- Born: Emmanuele Corallo 15 July 1982 (age 44)
- Origin: Melbourne, Australia
- Genres: Pop
- Occupation: Singer
- Years active: 2003–present
- Label: Luxor/Liberation

= Emmanuel Carella =

Australian pop singer

Emmanuel "Manni" Carella (born 15 July 1982) is an Australian pop singer who has released an album, Emmanuel (April 2005). He has issued three Top 40 singles with "Don't Say a Word" reaching No. 7 in August 2003. He was voted TV Hits Hottest Aussie Male Pop Star, in June 2003.

== Career ==

Carella worked for a year as a dancer and backup singer on the Channel 9 talent show Starstruck (2000); he was the youngest dance team member. After recording a demo single, he became the first act signed by music and television identity Molly Meldrum to his Luxor record label, an imprint of Liberation Music.

Carella's debut single, "2 Beautiful" (March 2003), scored extensive airplay, which peaked at No. 22 on the ARIA Singles Chart. The follow-up single, "Don't Say a Word", released in August, peaked at No. 7. Carella also supported Christina Aguilera on her Australian Stripped Tour in December.

"2 Beautiful" was produced by John Farnham collaborator Phil Buckle and he has written songs with singer Russell Morris and Mark "Diesel" Lizotte as well as English writer Stefan Skarbek (credits include Sugababes and Melanie C) and LA-based songwriter, Pam Reswick. The song was possibly written about Rachel Barber, Carella's girlfriend, who had disappeared in March 1999 after leaving a dance class. Barber, 15, had told Carella (who was 16) that she was going to meet up with "an old friend" who had promised her work that would bring her "heaps of money". Barber was found dead and Caroline Reed Robertson was convicted of her murder and sentenced to 20 years in prison in November 2000, with a 14½-year minimum. Carella is depicted in the feature film, In Her Skin (2009) or I Am You (2013) by Khan Chittenden, which is based on Barber's murder.

Carella, who began writing songs at the age of 14, said: "Some of my songs are fun and happy, but most of them are deep. It all depends on how you interpret them, but yes, I did write songs for Rachel, especially around that time." In 2013 he admitted that he still thought about Barber every day. He released his debut studio album, Emmanuel, on 18 April 2005.

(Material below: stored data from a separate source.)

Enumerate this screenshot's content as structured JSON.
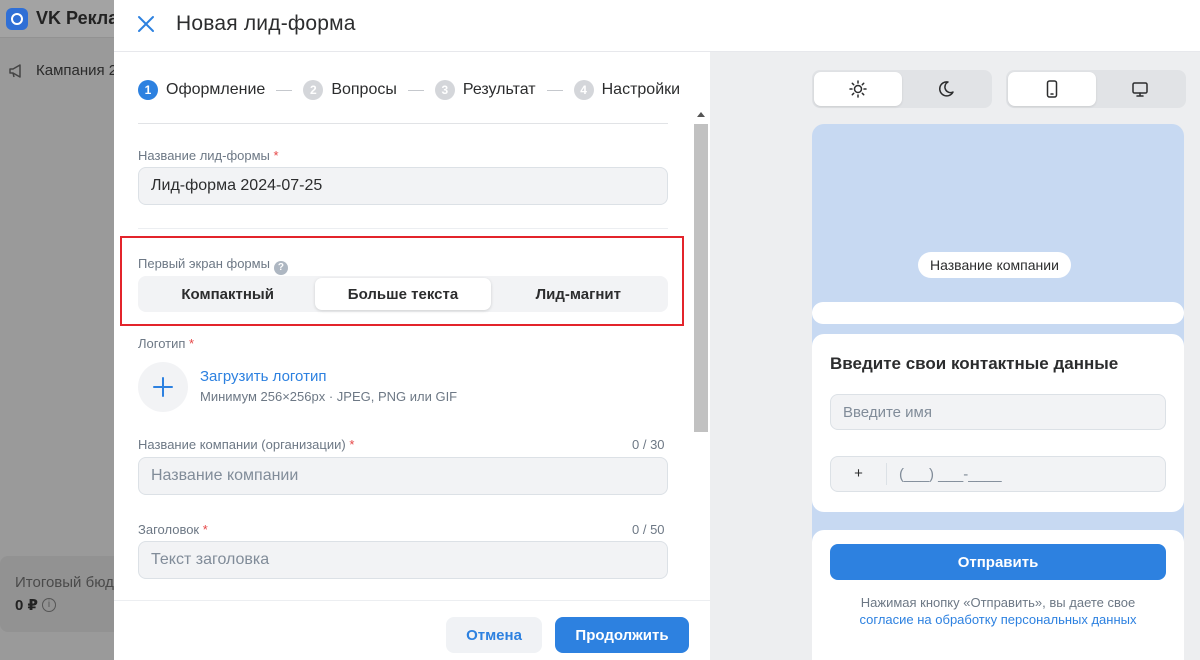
{
  "background": {
    "app_title": "VK Рекла",
    "campaign_item": "Кампания 2",
    "budget_label": "Итоговый бюд",
    "budget_value": "0 ₽",
    "info_icon": "info-icon"
  },
  "modal": {
    "title": "Новая лид-форма",
    "steps": [
      {
        "num": "1",
        "label": "Оформление"
      },
      {
        "num": "2",
        "label": "Вопросы"
      },
      {
        "num": "3",
        "label": "Результат"
      },
      {
        "num": "4",
        "label": "Настройки"
      }
    ],
    "form_name": {
      "label": "Название лид-формы",
      "required": "*",
      "value": "Лид-форма 2024-07-25"
    },
    "first_screen": {
      "label": "Первый экран формы",
      "help": "?",
      "options": [
        "Компактный",
        "Больше текста",
        "Лид-магнит"
      ],
      "selected": "Больше текста"
    },
    "logo": {
      "label": "Логотип",
      "required": "*",
      "upload_label": "Загрузить логотип",
      "hint": "Минимум 256×256px · JPEG, PNG или GIF"
    },
    "company": {
      "label": "Название компании (организации)",
      "required": "*",
      "counter": "0 / 30",
      "placeholder": "Название компании"
    },
    "heading": {
      "label": "Заголовок",
      "required": "*",
      "counter": "0 / 50",
      "placeholder": "Текст заголовка"
    },
    "footer": {
      "cancel": "Отмена",
      "continue": "Продолжить"
    }
  },
  "preview": {
    "theme_toggle": [
      "sun-icon",
      "moon-icon"
    ],
    "theme_selected": "light",
    "device_toggle": [
      "phone-icon",
      "desktop-icon"
    ],
    "device_selected": "phone",
    "company_pill": "Название компании",
    "contact_title": "Введите свои контактные данные",
    "name_placeholder": "Введите имя",
    "phone_code": "+",
    "phone_mask": "(___) ___-____",
    "submit": "Отправить",
    "consent_text": "Нажимая кнопку «Отправить», вы даете свое",
    "consent_link": "согласие на обработку персональных данных"
  },
  "colors": {
    "accent": "#2d81e0",
    "highlight_border": "#e3242b",
    "preview_bg": "#c7d9f2"
  }
}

Since releasing his debut album, he has been travelling the world and taking a break from his recording career. Carella worked on one of the world's largest cruise ships with Royal Caribbeans "Freedom of the seas" as dance captain in 2007. As well as "Navigator" and "Mariner" of the seas as a Singer Dancer in 2006, 2008, and 2009.

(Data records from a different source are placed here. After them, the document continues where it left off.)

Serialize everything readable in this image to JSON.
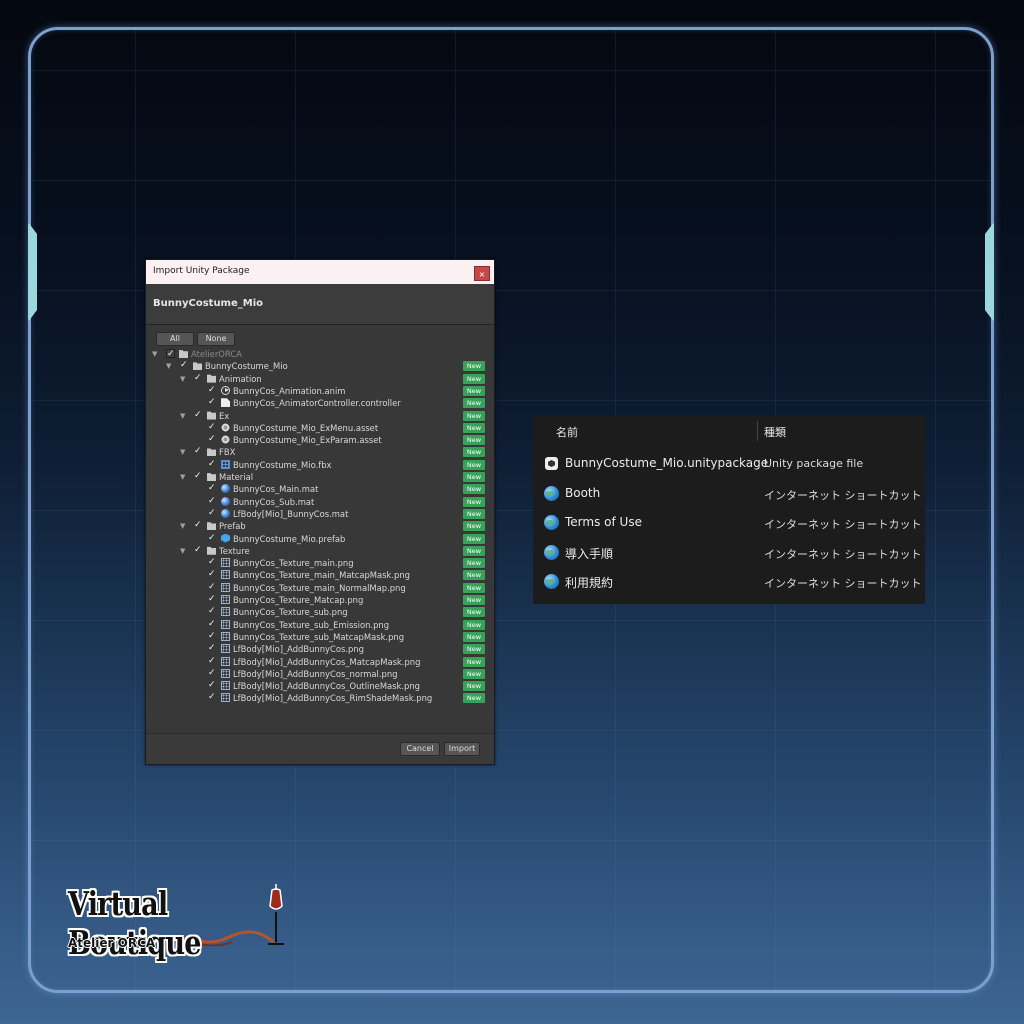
{
  "dialog": {
    "title": "Import Unity Package",
    "close_glyph": "×",
    "package_name": "BunnyCostume_Mio",
    "all_label": "All",
    "none_label": "None",
    "cancel_label": "Cancel",
    "import_label": "Import",
    "new_badge": "New",
    "tree": [
      {
        "label": "AtelierORCA",
        "depth": 0,
        "type": "folder",
        "expand": true,
        "dim": true,
        "new": false
      },
      {
        "label": "BunnyCostume_Mio",
        "depth": 1,
        "type": "folder",
        "expand": true,
        "dim": false,
        "new": true
      },
      {
        "label": "Animation",
        "depth": 2,
        "type": "folder",
        "expand": true,
        "dim": false,
        "new": true
      },
      {
        "label": "BunnyCos_Animation.anim",
        "depth": 3,
        "type": "anim",
        "expand": false,
        "dim": false,
        "new": true
      },
      {
        "label": "BunnyCos_AnimatorController.controller",
        "depth": 3,
        "type": "doc",
        "expand": false,
        "dim": false,
        "new": true
      },
      {
        "label": "Ex",
        "depth": 2,
        "type": "folder",
        "expand": true,
        "dim": false,
        "new": true
      },
      {
        "label": "BunnyCostume_Mio_ExMenu.asset",
        "depth": 3,
        "type": "asset",
        "expand": false,
        "dim": false,
        "new": true
      },
      {
        "label": "BunnyCostume_Mio_ExParam.asset",
        "depth": 3,
        "type": "asset",
        "expand": false,
        "dim": false,
        "new": true
      },
      {
        "label": "FBX",
        "depth": 2,
        "type": "folder",
        "expand": true,
        "dim": false,
        "new": true
      },
      {
        "label": "BunnyCostume_Mio.fbx",
        "depth": 3,
        "type": "fbx",
        "expand": false,
        "dim": false,
        "new": true
      },
      {
        "label": "Material",
        "depth": 2,
        "type": "folder",
        "expand": true,
        "dim": false,
        "new": true
      },
      {
        "label": "BunnyCos_Main.mat",
        "depth": 3,
        "type": "mat",
        "expand": false,
        "dim": false,
        "new": true
      },
      {
        "label": "BunnyCos_Sub.mat",
        "depth": 3,
        "type": "mat",
        "expand": false,
        "dim": false,
        "new": true
      },
      {
        "label": "LfBody[Mio]_BunnyCos.mat",
        "depth": 3,
        "type": "mat",
        "expand": false,
        "dim": false,
        "new": true
      },
      {
        "label": "Prefab",
        "depth": 2,
        "type": "folder",
        "expand": true,
        "dim": false,
        "new": true
      },
      {
        "label": "BunnyCostume_Mio.prefab",
        "depth": 3,
        "type": "prefab",
        "expand": false,
        "dim": false,
        "new": true
      },
      {
        "label": "Texture",
        "depth": 2,
        "type": "folder",
        "expand": true,
        "dim": false,
        "new": true
      },
      {
        "label": "BunnyCos_Texture_main.png",
        "depth": 3,
        "type": "png",
        "expand": false,
        "dim": false,
        "new": true
      },
      {
        "label": "BunnyCos_Texture_main_MatcapMask.png",
        "depth": 3,
        "type": "png",
        "expand": false,
        "dim": false,
        "new": true
      },
      {
        "label": "BunnyCos_Texture_main_NormalMap.png",
        "depth": 3,
        "type": "png",
        "expand": false,
        "dim": false,
        "new": true
      },
      {
        "label": "BunnyCos_Texture_Matcap.png",
        "depth": 3,
        "type": "png",
        "expand": false,
        "dim": false,
        "new": true
      },
      {
        "label": "BunnyCos_Texture_sub.png",
        "depth": 3,
        "type": "png",
        "expand": false,
        "dim": false,
        "new": true
      },
      {
        "label": "BunnyCos_Texture_sub_Emission.png",
        "depth": 3,
        "type": "png",
        "expand": false,
        "dim": false,
        "new": true
      },
      {
        "label": "BunnyCos_Texture_sub_MatcapMask.png",
        "depth": 3,
        "type": "png",
        "expand": false,
        "dim": false,
        "new": true
      },
      {
        "label": "LfBody[Mio]_AddBunnyCos.png",
        "depth": 3,
        "type": "png",
        "expand": false,
        "dim": false,
        "new": true
      },
      {
        "label": "LfBody[Mio]_AddBunnyCos_MatcapMask.png",
        "depth": 3,
        "type": "png",
        "expand": false,
        "dim": false,
        "new": true
      },
      {
        "label": "LfBody[Mio]_AddBunnyCos_normal.png",
        "depth": 3,
        "type": "png",
        "expand": false,
        "dim": false,
        "new": true
      },
      {
        "label": "LfBody[Mio]_AddBunnyCos_OutlineMask.png",
        "depth": 3,
        "type": "png",
        "expand": false,
        "dim": false,
        "new": true
      },
      {
        "label": "LfBody[Mio]_AddBunnyCos_RimShadeMask.png",
        "depth": 3,
        "type": "png",
        "expand": false,
        "dim": false,
        "new": true
      }
    ]
  },
  "explorer": {
    "col_name": "名前",
    "col_type": "種類",
    "files": [
      {
        "name": "BunnyCostume_Mio.unitypackage",
        "type": "Unity package file",
        "icon": "unity-icon"
      },
      {
        "name": "Booth",
        "type": "インターネット ショートカット",
        "icon": "globe-icon"
      },
      {
        "name": "Terms of Use",
        "type": "インターネット ショートカット",
        "icon": "globe-icon"
      },
      {
        "name": "導入手順",
        "type": "インターネット ショートカット",
        "icon": "globe-icon"
      },
      {
        "name": "利用規約",
        "type": "インターネット ショートカット",
        "icon": "globe-icon"
      }
    ]
  },
  "logo": {
    "title": "Virtual Boutique",
    "subtitle": "Atelier ORCA"
  },
  "colors": {
    "frame": "#7c9fd0",
    "side_tab": "#9ad8dd",
    "new_badge": "#39a25a",
    "close_button": "#c64747"
  }
}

In 2010 Carella appeared in the Australian production musical of, West Side Story as an onstage swing and 2nd cover to the Jet character "Action". In June 2011 he was on The Morning Show as a backup dancer for Gina G. In 2012 Carella was part of the Young Talent Time team revamped as the assistant/resident choreographer.

Carella was also part of the "Ignite the dark- colour of night dance company" in 2016 - Directed by Alfie Scalia and Daniel Ryan from Melbourne Dance Centre in Brunswick, Victoria. Currently a teacher at Melbourne Dance Centre, teaching dance (lyrical, Jazz and singing.

Carella toured Victoria in 2017 with Melbourne-based company, Masters of Choreography, as a dancer in Raise the Barre.

== Discography ==
=== Albums ===

List of albums, with selected details
| Title | Details |
|---|---|
| Emmanuel | Released: April 2005; Format: CD; Label: Luxor/Liberation Music (WAR LUXCD71582); |

=== Singles ===

List of singles, with selected chart positions
Title: Year; Peak chart positions; Album
AUS
"2 Beautiful": 2003; 22; Emmanuel
"Don't Say a Word": 7
"Run to Me": 2004; 34
"Follow Your Dream": 2005; 83

== Tours and appearances ==
- Supported Christina Aguilera on her 2003 "Stripped" tour of Australia.
- Appeared on Rove Live.
- Performed at 2004 Carols by Candlelight at Sidney Myer Music Bowl, Melbourne.